According to an estimate by the World Economic Forum, by 2025 we will be creating 463 exabytes of data every day, equivalent to 212 million DVDs. For the human brain, all this data is difficult to understand if we don’t have a basis that gives them a context. Therefore, data visualization is a crucial resource to make sense of it.
Dashboards are a way to present this data in a coherent, quick and easy-to-interpret format. The process of capturing the information in these panels is based on selecting the relevant data to answer the questions about the level of achievement of the objectives we set out at the beginning. In other words, by means of this data visualization we must be able to answer: are we meeting the objectives?
Thus, this dashboard should have the following characteristics:
- Each graph on the dashboard must have a clear purpose and respond to a specific key result of the Measurement Plan,
- The dashboard and the information displayed must address a specific audience (business management, marketing team, etc.),
- It should show relevant information in a clear and efficient way,
- It is advisable to show trends and changes in data over time,
- We must choose the right type of chart (bar charts, tables, treemaps, etc.) to show the data we have selected,
- We recommend organizing the graphs hierarchically according to the relevance of each one to facilitate reading for the user. We can consider resources such as color, size and position of the elements, as it can also help the understanding of the data.

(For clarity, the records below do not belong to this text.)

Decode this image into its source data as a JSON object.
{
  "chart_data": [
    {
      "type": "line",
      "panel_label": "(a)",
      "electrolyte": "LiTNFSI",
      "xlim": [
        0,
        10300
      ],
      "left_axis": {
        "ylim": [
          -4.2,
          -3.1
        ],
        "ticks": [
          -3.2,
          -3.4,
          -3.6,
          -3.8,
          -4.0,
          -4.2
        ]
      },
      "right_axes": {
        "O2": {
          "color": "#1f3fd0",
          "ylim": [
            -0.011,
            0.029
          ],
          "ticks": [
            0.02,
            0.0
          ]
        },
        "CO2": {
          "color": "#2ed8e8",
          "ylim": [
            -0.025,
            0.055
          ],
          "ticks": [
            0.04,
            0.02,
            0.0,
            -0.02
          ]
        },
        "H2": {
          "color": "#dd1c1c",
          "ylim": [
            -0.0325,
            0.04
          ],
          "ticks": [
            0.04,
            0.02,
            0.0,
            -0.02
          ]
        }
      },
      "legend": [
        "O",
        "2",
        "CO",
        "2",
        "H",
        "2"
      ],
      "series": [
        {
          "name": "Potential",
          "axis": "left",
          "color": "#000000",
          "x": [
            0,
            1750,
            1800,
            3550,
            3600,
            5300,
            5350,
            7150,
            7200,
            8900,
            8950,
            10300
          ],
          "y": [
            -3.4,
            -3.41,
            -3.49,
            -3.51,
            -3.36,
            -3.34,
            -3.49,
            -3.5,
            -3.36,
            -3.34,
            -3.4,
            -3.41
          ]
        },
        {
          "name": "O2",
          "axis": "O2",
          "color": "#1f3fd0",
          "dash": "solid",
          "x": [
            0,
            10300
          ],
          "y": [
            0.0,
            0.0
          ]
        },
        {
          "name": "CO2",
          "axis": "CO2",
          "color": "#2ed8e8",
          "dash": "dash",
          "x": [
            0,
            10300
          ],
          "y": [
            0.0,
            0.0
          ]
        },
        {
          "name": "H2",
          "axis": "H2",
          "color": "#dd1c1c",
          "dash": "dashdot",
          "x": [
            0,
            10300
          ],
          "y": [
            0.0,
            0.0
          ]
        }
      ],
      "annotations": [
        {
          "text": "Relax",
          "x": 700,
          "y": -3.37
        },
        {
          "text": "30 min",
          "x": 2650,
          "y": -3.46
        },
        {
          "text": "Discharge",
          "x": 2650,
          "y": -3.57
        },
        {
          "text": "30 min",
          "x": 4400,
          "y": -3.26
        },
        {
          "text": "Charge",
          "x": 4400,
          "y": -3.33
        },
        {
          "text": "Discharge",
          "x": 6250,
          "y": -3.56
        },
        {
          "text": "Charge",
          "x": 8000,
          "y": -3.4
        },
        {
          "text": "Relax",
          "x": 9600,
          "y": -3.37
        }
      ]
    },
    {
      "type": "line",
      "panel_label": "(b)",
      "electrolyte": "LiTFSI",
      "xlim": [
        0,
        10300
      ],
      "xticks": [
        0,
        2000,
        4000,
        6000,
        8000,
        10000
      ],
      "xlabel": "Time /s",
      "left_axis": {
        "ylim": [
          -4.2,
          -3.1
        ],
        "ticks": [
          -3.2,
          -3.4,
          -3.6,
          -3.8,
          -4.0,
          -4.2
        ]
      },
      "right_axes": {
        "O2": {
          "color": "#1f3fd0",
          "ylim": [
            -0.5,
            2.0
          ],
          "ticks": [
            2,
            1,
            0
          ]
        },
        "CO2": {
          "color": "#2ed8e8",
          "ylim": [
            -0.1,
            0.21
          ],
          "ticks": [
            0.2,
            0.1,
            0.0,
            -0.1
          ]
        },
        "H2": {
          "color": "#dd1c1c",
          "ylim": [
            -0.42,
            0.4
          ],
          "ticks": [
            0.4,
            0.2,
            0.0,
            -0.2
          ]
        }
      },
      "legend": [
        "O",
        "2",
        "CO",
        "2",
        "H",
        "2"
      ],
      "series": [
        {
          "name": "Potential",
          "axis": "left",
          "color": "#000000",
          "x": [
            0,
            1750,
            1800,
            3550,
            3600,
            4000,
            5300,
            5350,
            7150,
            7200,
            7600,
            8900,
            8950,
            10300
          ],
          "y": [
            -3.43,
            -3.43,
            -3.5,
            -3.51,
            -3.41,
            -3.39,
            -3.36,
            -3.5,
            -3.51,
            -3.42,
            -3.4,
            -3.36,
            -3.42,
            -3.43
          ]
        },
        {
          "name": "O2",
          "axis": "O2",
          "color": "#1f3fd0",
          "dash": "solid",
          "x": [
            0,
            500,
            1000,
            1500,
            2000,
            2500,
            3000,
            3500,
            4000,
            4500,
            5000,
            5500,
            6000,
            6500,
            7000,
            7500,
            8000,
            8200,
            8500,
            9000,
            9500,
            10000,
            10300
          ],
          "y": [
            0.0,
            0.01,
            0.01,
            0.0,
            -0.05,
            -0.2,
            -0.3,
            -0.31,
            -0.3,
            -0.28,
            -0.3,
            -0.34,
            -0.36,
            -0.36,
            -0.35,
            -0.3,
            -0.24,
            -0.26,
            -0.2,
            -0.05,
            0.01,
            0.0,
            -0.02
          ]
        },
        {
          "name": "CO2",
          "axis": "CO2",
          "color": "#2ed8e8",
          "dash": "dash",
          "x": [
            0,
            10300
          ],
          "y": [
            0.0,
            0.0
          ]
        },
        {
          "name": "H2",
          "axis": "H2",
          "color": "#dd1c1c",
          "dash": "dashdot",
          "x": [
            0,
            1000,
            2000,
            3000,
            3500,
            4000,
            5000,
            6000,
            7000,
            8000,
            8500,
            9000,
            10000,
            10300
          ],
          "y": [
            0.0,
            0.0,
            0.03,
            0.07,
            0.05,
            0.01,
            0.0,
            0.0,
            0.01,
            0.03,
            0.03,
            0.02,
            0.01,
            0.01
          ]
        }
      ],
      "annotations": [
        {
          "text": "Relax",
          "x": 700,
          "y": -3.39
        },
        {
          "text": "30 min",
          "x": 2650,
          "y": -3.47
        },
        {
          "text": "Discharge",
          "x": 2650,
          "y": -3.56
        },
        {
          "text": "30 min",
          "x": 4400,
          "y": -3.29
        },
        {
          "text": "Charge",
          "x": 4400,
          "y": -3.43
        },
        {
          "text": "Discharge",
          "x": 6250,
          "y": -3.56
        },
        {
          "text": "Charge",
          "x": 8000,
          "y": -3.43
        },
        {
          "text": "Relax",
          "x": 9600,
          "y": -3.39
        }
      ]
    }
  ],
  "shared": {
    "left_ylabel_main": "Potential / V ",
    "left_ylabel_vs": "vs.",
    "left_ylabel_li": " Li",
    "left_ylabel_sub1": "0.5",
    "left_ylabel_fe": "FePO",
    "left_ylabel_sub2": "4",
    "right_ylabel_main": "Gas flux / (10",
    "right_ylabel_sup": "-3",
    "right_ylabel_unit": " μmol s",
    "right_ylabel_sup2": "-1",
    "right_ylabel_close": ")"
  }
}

- It is advisable to provide filters based, for example, on dimensions, date ranges, etc., in order to customize the way in which the data is displayed.
Based on the visualization and data analysis from this panel, and its comparison with the goals set in the first stage of the measurement process, we can evaluate the success and/or achievement of the objectives.
If they are not being met as expected, optimizations or improvements can be made to the developed digital product, such as:
- Relocate menu items,
- Modify the order of home sections,
- Rethink the design of a download button,
- Adjust the information architecture of a product and its by-products,
- Adapt the fields of a form,
More and more companies are joining the necessary digital transformation process and integrating new technologies into their business models. These implementations put a large amount of data at their disposal, requiring a frame of reference and a comprehensive analysis to inform relevant decision making for these companies. It is necessary, then, to carry out a measurement strategy through this series of steps, which will allow us to identify the indicators that will determine a digital product’s success.Building and evolving a digital product is a long-term process during which it must be constantly monitored and optimized based on its performance and objectives. Developing measurable digital products allows us to adopt a strategic and precise view that contributes to this task of continuous evolution.